Gary Gamutan Granada (born 1960 in Maco, Davao de Oro) is a well-known Filipino musician, composer, poet, and singer-songwriter known for writing songs which have strong political themes.

He is also a tutor at the University of the Philippines, an anarchist activist and organizer, broadcaster, voice talent, and a board member in several organizations.

==Early life==
Granada was born in 1960 to mother Cristina Gamutan (a dressmaker) and father Ireneo (a fisherman). Growing up, he took a number of odd jobs to help support the presumably feeble family income. He graduated valedictorian in both elementary and high school but never attained a diploma in college (he enrolled in the University of the Philippines but was booted out). Even so, he taught graduate classes in both UPLB and UPOU.

==Musical career==
Granada learned the ukulele at his father's insistence, learned how to play guitar proficiently as well, got up to grade one in piano, and never learned how to read music. He made a lot of compositions: topical compositions as well as advertising jingles, with some becoming hits at one time or another.

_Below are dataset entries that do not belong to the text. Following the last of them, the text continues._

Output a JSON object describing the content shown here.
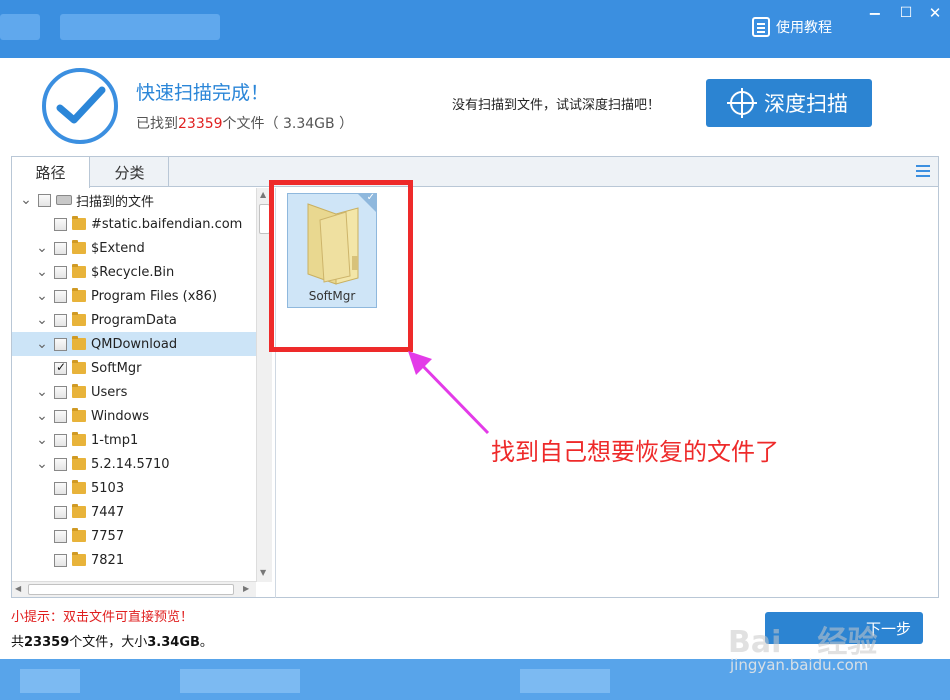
{
  "window": {
    "tutorial_label": "使用教程",
    "min_symbol": "−",
    "max_symbol": "☐",
    "close_symbol": "✕"
  },
  "header": {
    "title": "快速扫描完成！",
    "found_prefix": "已找到",
    "found_count": "23359",
    "found_suffix": "个文件（ 3.34GB ）",
    "deep_hint": "没有扫描到文件，试试深度扫描吧！",
    "deep_button": "深度扫描"
  },
  "tabs": [
    {
      "label": "路径",
      "active": true
    },
    {
      "label": "分类",
      "active": false
    }
  ],
  "tree": [
    {
      "label": "扫描到的文件",
      "level": 0,
      "expanded": true,
      "icon": "drive-icon",
      "checked": false,
      "selected": false
    },
    {
      "label": "#static.baifendian.com",
      "level": 1,
      "expanded": false,
      "icon": "folder-icon",
      "checked": false,
      "selected": false
    },
    {
      "label": "$Extend",
      "level": 1,
      "expanded": true,
      "icon": "folder-icon",
      "checked": false,
      "selected": false
    },
    {
      "label": "$Recycle.Bin",
      "level": 1,
      "expanded": true,
      "icon": "folder-icon",
      "checked": false,
      "selected": false
    },
    {
      "label": "Program Files (x86)",
      "level": 1,
      "expanded": true,
      "icon": "folder-icon",
      "checked": false,
      "selected": false
    },
    {
      "label": "ProgramData",
      "level": 1,
      "expanded": true,
      "icon": "folder-icon",
      "checked": false,
      "selected": false
    },
    {
      "label": "QMDownload",
      "level": 1,
      "expanded": true,
      "icon": "folder-icon",
      "checked": false,
      "selected": true
    },
    {
      "label": "SoftMgr",
      "level": 2,
      "expanded": false,
      "icon": "folder-icon",
      "checked": true,
      "selected": false
    },
    {
      "label": "Users",
      "level": 1,
      "expanded": true,
      "icon": "folder-icon",
      "checked": false,
      "selected": false
    },
    {
      "label": "Windows",
      "level": 1,
      "expanded": true,
      "icon": "folder-icon",
      "checked": false,
      "selected": false
    },
    {
      "label": "1-tmp1",
      "level": 1,
      "expanded": true,
      "icon": "folder-icon",
      "checked": false,
      "selected": false
    },
    {
      "label": "5.2.14.5710",
      "level": 1,
      "expanded": true,
      "icon": "folder-icon",
      "checked": false,
      "selected": false
    },
    {
      "label": "5103",
      "level": 1,
      "expanded": false,
      "icon": "folder-icon",
      "checked": false,
      "selected": false
    },
    {
      "label": "7447",
      "level": 1,
      "expanded": false,
      "icon": "folder-icon",
      "checked": false,
      "selected": false
    },
    {
      "label": "7757",
      "level": 1,
      "expanded": false,
      "icon": "folder-icon",
      "checked": false,
      "selected": false
    },
    {
      "label": "7821",
      "level": 1,
      "expanded": false,
      "icon": "folder-icon",
      "checked": false,
      "selected": false
    }
  ],
  "file_view": {
    "items": [
      {
        "label": "SoftMgr",
        "icon": "folder-icon",
        "checked": true
      }
    ]
  },
  "annotation": {
    "text": "找到自己想要恢复的文件了",
    "color": "#ee2a2a"
  },
  "footer": {
    "tip": "小提示：双击文件可直接预览！",
    "summary_prefix": "共",
    "summary_count": "23359",
    "summary_middle": "个文件，大小",
    "summary_size": "3.34GB",
    "summary_suffix": "。",
    "next_button": "下一步"
  },
  "watermark": {
    "brand": "Bai",
    "brand_tail": "经验",
    "url": "jingyan.baidu.com"
  },
  "colors": {
    "accent": "#3b8fe0",
    "button": "#2c84d2",
    "highlight_red": "#e02020",
    "selection": "#cce4f7"
  }
}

Granada is also an avid Barangay Ginebra San Miguel fan, and composed numerous songs about the Ginebra San Miguel Kings basketball team; "Ginebrang Ginebra"; "Kapag Nananalo ang Ginebra (When Ginebra Wins)" sung by Bayang Barrios; and "Kapag Natatalo ang Ginebra (When Ginebra Loses)", sung by himself. The latest of these tribute songs was "Dugong Ginebra", written right after the 2008 PBA Fiesta Conference championship.

In 2009, Granada accused the GMA Kapuso Foundation of violating his intellectual property rights.

In 2017, Granada commissioned with Mariano Kilates in writing the City Hymn of Legazpi "Legazpi Ngonyan (Legazpi Today)". The City hymn was installed in September 2017.

==Popular songs by Gary Granada==
- Mabuti Pa Sila (1998 Grand Prize Champion, Metropop Song Festival 1998, also covered by the late Rico J. Puno in 2008.)